Colonial survival. Wounds still open.

The 12th of October, a date with very eloquent meanings, is a good occasion to continue reviewing how the legacy of colonialism(s) survives in contemporary society, from the street to the most hegemonic institutions. To this end, the Biennial calls on a series of voices to ask questions, break silences, articulate discourses that will lead us towards a future that is completely decolonised, beyond the geographical, political and economic fact, and also paying attention to cultural, psychological and emotional phenomena.

On the 12th, we can start the day with an invitation to Sharing the world. It will be given by Achille Mbembe, a Cameroonian intellectual and an unbeatable gateway to a theoretical framework in contemporary politics that inescapably incorporates a post-colonial perspective.

Saturday 15 will once again be a key day for these issues, with witnesses and perspectives from Latin America. Óscar Martínez, Jairo Videa and Daniel Treminio - the former from El Salvador, the latter two from Nicaragua - are journalists who have experienced first-hand the difficulties of exercising their profession in violent contexts. We will be able to listen to them in the session, A country without journalists.  In the evening, three women of letters are the protagonists of Braiding: Santas, Raras, Mestizas (Saints, Weird, Half-Breeds). Cristina Rivera Garza, Lina Meruane and Gabriela Wiener will elevate a meeting that is both literature of the self and collective literature to the status of a ceremony. They will address an infinite number of themes, they will bring into play multiple complicities and sensibilities, but the colonial wound and violence will be the backdrop. 

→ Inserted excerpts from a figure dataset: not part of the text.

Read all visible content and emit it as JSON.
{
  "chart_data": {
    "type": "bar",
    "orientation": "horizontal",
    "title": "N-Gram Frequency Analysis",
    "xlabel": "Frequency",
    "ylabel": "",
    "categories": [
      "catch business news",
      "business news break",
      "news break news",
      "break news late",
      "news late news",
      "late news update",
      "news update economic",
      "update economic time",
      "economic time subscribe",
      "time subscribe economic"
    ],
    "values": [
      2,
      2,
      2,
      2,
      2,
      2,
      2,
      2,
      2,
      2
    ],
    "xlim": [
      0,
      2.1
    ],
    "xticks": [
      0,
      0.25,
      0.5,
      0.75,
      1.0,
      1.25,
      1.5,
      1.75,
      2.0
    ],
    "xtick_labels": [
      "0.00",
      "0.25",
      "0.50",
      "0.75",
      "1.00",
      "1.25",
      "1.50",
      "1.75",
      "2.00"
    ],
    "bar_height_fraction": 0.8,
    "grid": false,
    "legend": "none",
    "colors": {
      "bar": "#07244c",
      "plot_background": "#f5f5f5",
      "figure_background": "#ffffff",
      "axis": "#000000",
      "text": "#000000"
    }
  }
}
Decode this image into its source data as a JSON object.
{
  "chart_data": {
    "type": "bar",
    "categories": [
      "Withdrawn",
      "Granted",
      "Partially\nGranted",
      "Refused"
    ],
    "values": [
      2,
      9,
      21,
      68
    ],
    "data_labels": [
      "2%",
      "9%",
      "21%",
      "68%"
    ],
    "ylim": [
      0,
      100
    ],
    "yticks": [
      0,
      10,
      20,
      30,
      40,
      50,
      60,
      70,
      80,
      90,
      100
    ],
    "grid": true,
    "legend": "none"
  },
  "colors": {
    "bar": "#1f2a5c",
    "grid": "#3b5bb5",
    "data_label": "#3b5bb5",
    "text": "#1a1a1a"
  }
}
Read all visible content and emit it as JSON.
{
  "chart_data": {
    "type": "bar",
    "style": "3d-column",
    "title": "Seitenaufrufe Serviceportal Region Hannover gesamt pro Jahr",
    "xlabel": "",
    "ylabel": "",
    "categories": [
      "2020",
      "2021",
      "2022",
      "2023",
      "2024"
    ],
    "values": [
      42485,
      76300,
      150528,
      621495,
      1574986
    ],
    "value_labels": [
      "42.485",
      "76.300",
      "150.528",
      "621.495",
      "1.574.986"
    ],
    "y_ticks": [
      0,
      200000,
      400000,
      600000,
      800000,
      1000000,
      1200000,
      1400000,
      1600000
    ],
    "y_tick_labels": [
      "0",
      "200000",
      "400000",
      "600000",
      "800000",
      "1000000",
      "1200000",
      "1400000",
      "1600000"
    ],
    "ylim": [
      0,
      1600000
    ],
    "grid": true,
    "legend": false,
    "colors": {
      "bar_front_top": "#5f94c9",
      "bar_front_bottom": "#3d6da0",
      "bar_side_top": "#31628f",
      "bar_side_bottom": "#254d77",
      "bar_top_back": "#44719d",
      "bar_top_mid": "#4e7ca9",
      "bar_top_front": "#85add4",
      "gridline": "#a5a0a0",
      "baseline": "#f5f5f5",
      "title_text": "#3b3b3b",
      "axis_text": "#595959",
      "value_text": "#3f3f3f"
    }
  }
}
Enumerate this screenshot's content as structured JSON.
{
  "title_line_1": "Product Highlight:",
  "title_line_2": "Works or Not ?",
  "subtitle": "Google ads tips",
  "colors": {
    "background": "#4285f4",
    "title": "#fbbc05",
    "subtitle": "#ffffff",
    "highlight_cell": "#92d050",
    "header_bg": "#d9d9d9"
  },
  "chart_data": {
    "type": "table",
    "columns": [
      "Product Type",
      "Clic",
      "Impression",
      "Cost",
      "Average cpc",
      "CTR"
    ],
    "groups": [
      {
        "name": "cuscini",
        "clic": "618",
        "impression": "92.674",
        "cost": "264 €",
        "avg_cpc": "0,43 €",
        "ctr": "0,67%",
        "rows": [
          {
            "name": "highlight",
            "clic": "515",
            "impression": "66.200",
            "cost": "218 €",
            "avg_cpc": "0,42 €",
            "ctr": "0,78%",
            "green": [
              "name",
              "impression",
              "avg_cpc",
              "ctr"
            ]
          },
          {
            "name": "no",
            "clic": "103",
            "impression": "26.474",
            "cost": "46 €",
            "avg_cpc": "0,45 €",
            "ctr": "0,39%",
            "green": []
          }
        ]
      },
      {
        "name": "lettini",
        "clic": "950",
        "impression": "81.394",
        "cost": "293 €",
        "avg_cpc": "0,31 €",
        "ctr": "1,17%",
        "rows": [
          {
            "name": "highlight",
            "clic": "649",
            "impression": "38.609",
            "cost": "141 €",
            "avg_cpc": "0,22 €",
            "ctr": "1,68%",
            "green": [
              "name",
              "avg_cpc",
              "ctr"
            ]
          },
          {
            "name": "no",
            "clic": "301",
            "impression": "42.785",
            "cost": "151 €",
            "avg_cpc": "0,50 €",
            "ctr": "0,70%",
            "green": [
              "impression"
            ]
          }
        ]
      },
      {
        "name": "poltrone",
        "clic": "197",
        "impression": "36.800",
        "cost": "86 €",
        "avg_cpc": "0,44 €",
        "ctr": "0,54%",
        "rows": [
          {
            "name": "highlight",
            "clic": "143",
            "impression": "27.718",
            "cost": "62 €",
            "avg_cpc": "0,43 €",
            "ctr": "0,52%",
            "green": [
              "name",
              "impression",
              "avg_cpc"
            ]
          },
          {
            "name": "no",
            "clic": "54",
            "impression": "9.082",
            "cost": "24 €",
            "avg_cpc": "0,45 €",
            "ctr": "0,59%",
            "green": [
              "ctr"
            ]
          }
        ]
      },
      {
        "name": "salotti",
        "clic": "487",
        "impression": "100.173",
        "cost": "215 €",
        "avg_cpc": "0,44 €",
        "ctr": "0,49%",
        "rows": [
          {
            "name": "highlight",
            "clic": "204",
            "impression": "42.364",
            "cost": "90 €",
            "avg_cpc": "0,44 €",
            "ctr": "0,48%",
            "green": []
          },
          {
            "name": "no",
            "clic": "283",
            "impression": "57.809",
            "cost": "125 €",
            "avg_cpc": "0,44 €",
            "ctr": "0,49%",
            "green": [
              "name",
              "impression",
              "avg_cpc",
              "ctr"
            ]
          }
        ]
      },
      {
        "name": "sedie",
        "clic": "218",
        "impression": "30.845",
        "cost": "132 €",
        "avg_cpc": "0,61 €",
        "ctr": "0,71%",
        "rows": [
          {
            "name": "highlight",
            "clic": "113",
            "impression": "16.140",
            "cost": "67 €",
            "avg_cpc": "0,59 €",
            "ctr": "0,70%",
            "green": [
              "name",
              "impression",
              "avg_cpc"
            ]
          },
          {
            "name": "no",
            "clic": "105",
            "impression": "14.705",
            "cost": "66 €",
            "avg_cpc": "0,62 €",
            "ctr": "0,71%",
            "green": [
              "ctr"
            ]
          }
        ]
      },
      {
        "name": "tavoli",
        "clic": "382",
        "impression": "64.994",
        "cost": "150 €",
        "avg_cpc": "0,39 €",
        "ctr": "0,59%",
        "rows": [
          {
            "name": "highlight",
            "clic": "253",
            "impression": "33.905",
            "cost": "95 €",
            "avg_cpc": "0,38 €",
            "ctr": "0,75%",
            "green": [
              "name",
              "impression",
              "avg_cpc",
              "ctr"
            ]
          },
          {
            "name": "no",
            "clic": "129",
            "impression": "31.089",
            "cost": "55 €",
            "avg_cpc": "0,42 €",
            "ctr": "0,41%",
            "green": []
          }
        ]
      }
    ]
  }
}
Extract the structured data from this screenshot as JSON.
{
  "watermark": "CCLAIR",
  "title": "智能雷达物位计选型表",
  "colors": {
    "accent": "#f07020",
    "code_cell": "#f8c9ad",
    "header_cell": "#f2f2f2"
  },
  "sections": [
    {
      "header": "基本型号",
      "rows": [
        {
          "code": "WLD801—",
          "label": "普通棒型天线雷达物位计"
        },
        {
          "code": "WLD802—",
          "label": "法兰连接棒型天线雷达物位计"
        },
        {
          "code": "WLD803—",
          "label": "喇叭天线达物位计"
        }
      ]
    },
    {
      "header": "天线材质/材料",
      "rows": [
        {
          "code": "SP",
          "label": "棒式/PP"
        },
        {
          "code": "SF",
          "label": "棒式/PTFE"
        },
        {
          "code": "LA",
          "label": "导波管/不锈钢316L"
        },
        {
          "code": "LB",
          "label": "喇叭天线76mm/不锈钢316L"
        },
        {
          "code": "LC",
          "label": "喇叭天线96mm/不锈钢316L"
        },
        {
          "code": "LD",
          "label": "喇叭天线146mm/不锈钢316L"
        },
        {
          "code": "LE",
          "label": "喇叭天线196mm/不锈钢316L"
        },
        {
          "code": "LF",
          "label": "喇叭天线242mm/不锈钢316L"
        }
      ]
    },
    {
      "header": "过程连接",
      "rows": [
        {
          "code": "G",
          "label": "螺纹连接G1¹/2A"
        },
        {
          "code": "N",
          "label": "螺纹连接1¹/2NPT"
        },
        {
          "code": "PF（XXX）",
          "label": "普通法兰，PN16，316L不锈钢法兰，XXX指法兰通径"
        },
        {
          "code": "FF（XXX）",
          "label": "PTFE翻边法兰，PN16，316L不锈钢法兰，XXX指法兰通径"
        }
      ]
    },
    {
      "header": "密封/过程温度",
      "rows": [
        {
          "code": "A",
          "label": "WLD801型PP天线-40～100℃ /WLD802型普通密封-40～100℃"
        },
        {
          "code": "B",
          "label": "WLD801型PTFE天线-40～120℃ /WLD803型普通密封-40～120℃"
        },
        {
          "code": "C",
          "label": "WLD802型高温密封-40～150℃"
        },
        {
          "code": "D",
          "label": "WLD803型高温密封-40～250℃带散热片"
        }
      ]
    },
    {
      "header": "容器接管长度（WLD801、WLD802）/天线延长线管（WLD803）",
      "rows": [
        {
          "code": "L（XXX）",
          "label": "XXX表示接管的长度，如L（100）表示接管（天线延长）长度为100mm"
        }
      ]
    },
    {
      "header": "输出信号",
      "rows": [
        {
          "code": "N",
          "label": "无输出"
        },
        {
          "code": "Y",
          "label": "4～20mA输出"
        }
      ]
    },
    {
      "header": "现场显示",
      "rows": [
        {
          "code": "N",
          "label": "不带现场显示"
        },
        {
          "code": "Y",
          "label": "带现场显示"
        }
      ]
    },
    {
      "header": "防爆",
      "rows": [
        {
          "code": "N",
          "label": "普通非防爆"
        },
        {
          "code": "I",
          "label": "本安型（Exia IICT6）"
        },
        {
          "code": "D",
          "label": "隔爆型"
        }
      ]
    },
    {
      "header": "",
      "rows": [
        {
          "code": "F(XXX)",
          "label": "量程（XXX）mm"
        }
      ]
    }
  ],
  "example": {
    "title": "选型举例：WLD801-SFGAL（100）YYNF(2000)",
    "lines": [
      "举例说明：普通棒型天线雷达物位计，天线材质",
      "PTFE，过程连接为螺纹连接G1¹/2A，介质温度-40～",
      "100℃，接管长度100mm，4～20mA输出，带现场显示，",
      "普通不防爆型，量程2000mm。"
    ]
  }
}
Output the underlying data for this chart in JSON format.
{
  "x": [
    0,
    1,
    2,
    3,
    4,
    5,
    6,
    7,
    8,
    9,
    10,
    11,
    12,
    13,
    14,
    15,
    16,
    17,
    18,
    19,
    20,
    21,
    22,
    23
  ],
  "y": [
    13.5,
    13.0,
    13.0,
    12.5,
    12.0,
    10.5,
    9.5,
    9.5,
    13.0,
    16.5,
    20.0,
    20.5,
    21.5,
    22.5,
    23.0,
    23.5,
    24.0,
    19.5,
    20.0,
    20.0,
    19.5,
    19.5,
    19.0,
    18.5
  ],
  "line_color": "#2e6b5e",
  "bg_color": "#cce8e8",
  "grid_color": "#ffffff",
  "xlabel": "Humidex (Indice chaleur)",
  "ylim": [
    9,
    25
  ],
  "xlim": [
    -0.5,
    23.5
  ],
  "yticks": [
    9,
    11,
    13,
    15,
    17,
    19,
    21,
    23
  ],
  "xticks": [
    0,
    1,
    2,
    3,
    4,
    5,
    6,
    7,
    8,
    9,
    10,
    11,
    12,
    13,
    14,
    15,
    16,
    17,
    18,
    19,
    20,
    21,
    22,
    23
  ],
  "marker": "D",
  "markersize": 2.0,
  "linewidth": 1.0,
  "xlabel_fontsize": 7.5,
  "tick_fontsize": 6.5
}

Dancing with memory will also have a performative component, in which the artist and activist Nzé Esono Ebalé leads a reflection on the imprint of the metropolis on the Equatorial Guinea where he was born. Words, music, dance and documentary images will be accomplices in rewriting a colonial imaginary that skews our perception of the world.

And in +Biennial...

Barcelona was also a stronghold for the exploitation of the colonies held overseas. This reality, which is not usually made visible, gives rise to a guided tour, organised by the Born Centre for Culture and Memory, which traces the city's colonial legacy. From the traces of consumer habits imported in the 18th century as primordial as chocolate, coffee and tobacco to the role of the Indians in the urban development of the late 19th century. Participating in Slavery and the City. A colonial memory of Barcelona is one of the best possible ways of critically commemorating 12 October.